The winners rewrote history incredibly — the “war” part of it has been written out, as though it was a bloodless revolution. It doesn’t take much research to show that it wasn’t.

The war is very much foregrounded in your novels, although they’re ostensibly love stories.

In the world of marketing, they are regarded as women’s fiction, but I don’t know if they really are. I think men would like to read them, too !

 

You’re writing romances about a culture that doesn’t have a concept of romantic love.

But they do know about being driven by passion — it runs all through kabuki. There’s lots and lots of what we can recognize as love.
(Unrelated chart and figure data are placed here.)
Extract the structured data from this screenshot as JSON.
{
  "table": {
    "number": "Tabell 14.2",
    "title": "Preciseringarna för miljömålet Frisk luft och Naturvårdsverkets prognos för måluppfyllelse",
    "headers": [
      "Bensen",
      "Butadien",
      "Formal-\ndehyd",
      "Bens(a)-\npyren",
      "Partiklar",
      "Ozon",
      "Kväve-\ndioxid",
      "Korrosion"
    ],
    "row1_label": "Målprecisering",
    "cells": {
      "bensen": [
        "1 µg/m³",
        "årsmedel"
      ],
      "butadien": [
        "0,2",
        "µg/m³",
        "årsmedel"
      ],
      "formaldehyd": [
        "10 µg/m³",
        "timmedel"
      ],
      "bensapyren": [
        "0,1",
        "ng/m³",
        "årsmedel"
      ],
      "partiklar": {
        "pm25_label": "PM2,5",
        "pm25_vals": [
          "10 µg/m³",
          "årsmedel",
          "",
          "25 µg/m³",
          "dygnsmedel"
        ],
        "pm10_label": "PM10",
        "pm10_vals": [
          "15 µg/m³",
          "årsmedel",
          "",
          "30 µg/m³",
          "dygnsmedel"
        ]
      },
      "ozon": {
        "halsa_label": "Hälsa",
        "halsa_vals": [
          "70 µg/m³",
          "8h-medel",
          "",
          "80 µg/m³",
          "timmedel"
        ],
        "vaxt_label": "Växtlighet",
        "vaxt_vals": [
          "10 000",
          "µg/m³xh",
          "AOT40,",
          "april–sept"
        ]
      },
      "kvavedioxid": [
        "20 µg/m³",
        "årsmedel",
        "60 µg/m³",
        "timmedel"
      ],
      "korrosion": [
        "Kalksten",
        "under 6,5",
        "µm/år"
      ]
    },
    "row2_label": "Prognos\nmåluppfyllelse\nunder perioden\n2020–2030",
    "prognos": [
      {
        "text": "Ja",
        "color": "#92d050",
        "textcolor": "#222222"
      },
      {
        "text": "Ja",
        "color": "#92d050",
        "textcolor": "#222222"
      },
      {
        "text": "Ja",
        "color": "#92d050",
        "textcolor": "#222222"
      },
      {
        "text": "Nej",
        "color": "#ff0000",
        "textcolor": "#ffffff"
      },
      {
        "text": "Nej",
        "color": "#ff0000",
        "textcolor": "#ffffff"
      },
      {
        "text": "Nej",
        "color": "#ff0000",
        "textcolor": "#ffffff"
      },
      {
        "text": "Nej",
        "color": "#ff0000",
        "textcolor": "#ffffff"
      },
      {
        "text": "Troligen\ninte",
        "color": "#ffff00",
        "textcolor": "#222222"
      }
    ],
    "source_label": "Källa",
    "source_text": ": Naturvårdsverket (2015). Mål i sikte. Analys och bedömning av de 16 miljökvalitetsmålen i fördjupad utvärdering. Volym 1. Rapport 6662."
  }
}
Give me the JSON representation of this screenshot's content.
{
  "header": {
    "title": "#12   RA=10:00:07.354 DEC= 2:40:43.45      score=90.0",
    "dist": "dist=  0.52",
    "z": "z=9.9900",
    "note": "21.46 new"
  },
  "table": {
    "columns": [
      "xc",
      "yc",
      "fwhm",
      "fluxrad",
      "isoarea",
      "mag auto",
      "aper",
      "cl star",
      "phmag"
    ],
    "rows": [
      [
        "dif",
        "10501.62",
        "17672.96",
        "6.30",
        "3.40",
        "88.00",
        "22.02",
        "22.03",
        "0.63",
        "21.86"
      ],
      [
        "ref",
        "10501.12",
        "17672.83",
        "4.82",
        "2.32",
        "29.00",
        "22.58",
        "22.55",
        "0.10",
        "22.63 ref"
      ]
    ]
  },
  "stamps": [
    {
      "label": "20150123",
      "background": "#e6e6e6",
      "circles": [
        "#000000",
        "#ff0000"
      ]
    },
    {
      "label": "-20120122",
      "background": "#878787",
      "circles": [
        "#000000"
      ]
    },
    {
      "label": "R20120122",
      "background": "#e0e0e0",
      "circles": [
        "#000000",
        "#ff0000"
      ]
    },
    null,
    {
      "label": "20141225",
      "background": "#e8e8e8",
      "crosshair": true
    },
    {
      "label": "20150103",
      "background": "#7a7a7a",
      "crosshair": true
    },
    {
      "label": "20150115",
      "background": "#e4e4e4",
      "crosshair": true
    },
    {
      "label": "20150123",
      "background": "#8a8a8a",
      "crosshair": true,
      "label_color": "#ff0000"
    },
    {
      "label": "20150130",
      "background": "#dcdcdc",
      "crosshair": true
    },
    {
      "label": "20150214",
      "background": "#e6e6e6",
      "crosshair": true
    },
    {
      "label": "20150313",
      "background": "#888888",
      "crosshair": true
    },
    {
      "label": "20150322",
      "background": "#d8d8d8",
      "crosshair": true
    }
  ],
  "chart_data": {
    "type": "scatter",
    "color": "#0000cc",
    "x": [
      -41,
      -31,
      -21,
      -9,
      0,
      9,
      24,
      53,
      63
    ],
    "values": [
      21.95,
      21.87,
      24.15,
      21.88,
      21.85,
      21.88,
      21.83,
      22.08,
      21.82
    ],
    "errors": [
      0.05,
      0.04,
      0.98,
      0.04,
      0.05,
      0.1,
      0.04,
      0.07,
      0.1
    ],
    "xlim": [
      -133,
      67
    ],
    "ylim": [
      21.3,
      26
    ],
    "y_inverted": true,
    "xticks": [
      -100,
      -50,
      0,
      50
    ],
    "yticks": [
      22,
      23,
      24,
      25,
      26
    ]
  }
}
Japan’s sensibility can be very intense, very passionate, and I think there are other societies, too, where your personal yearnings are something that are going to lead you into trouble and are therefore not romanticized.

Could there ever have been a Nobu, the Aizu hero of “Across a Bridge of Dreams”?

I found a fantastic book about Aizu [present-day western Fukushima Prefecture in Tohoku], by Shiba Goro, and that inspired me very much. I took a lot of the emotion from his story.

It’s a period when things were changing so fast: the streets of Kyoto running with blood, your friends dying, total chaos. In a situation like that, normal constraints would fall aside.

So what’s the next book?

There’s someone I was thinking of writing about, but probably won’t — Oyama Sutematsu. She was one of the five girls sent to America in 1871. She was from Aizu, and went to America for 10 years, to [the elite, then-women-only university] Vassar College [in Poughkeepsie, New York].

 

She had a handsome lover, but didn’t marry him — she married Gen. Iwao Oyama, who had led the assault on Aizu Castle in 1868. That sent her soaring up society and she became queen of the Rokumeikan [the palatial central Tokyo hall, completed in 1883, that was used to showcase Japanese modernization to foreign dignitaries].

I’d love to read that ! But if not Sutematsu, then who else?

I may go back to the Women’s Palace, because in “The Last Concubine” the heroine leaves the Women’s Palace [the Ooku, or Great Interior, which was the harem of Edo Castle where the ruling shogun’s concubines lived] quite quickly and I think there are a lot of stories in that. There are a lot of things I’ve read now that I hadn’t read when I was writing that novel. And I also think I can now do things I couldn’t do before.

One thing I would like to say to The Japan Times is that my books — “On The Narrow Road,” that came out in Japanese; “The Brothers” went into Japanese. And then “Geisha” did not go into Japanese because I think the Japanese have a problem with geisha, and with Westerners going on about geisha.

But “Sadayakko” [Downer’s biography of celebrated geisha Madame Sadayakko, the inspiration for Madam Butterfly] did. People keep asking me about it, and I still give talks on it. But my novels have not gone into Japanese.

So the Japanese market is enthusiastic for history, but not for novels?

The agent there said that she couldn’t see a market for fiction about Japan by a Westerner, messing about with Japanese history. And my books do diverge from that official history — the one about the bloodless revolution and how the Choshu-Satsuma clans were modernizers while the Tokugawa shoguns were terribly old-fashioned. I think that’s all a load of rubbish — it’s propaganda.

Have you visited Japan recently?

I went by myself for three weeks in March and it was great. But when I come back, I always find people saying to me, “Oh, it’s a difficult time for Japan.” I go: “No, it’s fine.” And they say, “It can’t be. What about the downturn, the earthquake … ” And I go, “No, no it really is fine. Japan is doing nicely.”

It’s not crazy like it was in the ’80s, and people are concerned about another big quake, but nobody’s whinging about the economy and it still seems very prosperous — more so than here, for sure!